There’s More to Athletes Than Protein Diets

Vegetarian athletes face nutritional challenges that non-vegetarians do not. For instance, consuming adequate quantities of proteins, fats, zinc, and fiber will prevent amenorrhea in female athletes, which is a common malady in women who are training intensely and/or limiting their dietary intake in order to maintain low body weight.

Lower circulating estrogen levels in female vegetarian athletes may indicate a lower intake of estrogens due to the 1169372_nuts_and_grain_5avoidance of meat and/or dairy products containing estrogenic substances, or it may be due to an increased fiber intake that tends to carry excess estrogen from the body.
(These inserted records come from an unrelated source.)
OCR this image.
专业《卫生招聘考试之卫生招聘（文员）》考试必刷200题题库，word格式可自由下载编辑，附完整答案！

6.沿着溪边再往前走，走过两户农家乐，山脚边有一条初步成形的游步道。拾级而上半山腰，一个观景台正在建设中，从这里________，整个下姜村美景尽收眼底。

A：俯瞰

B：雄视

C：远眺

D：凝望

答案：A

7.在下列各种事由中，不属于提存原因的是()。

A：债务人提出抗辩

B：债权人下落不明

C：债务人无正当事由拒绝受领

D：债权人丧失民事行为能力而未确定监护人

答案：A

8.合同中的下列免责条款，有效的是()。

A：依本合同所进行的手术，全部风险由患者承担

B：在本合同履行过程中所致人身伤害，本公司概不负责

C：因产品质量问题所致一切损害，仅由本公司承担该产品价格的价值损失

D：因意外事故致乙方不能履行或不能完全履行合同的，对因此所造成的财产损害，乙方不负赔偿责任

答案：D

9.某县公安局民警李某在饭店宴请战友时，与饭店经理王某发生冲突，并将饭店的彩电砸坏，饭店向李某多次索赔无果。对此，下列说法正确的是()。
Regardless the cause, abnormally low levels of estrogen can lead to severe disruptions or cessation of the menstrual cycle, which may need to be addressed nutritionally.

Consumption of adequate fluids before and during athletic activities is also critical. Muscles only function optimally when they are properly hydrated and when necessary minerals are at adequate levels. However, caution should be used when choosing “energy drinks” or sports beverages, as many are laden with either refined sugar or artificial sweeteners, neither of which are generally conducive to good health. Diluted fruit juices or vegetable juices, interchanged with pure water, are a natural and inexpensive alternative to expensive commercial drinks. Fruits such as bananas, grapes, and oranges help by providing potassium as well. Following athletic activity with a drink or meal containing sodium chloride and potassium, such as baked potatoes, replenishes lost electrolytes and maintains normal fluid balance and urinary output.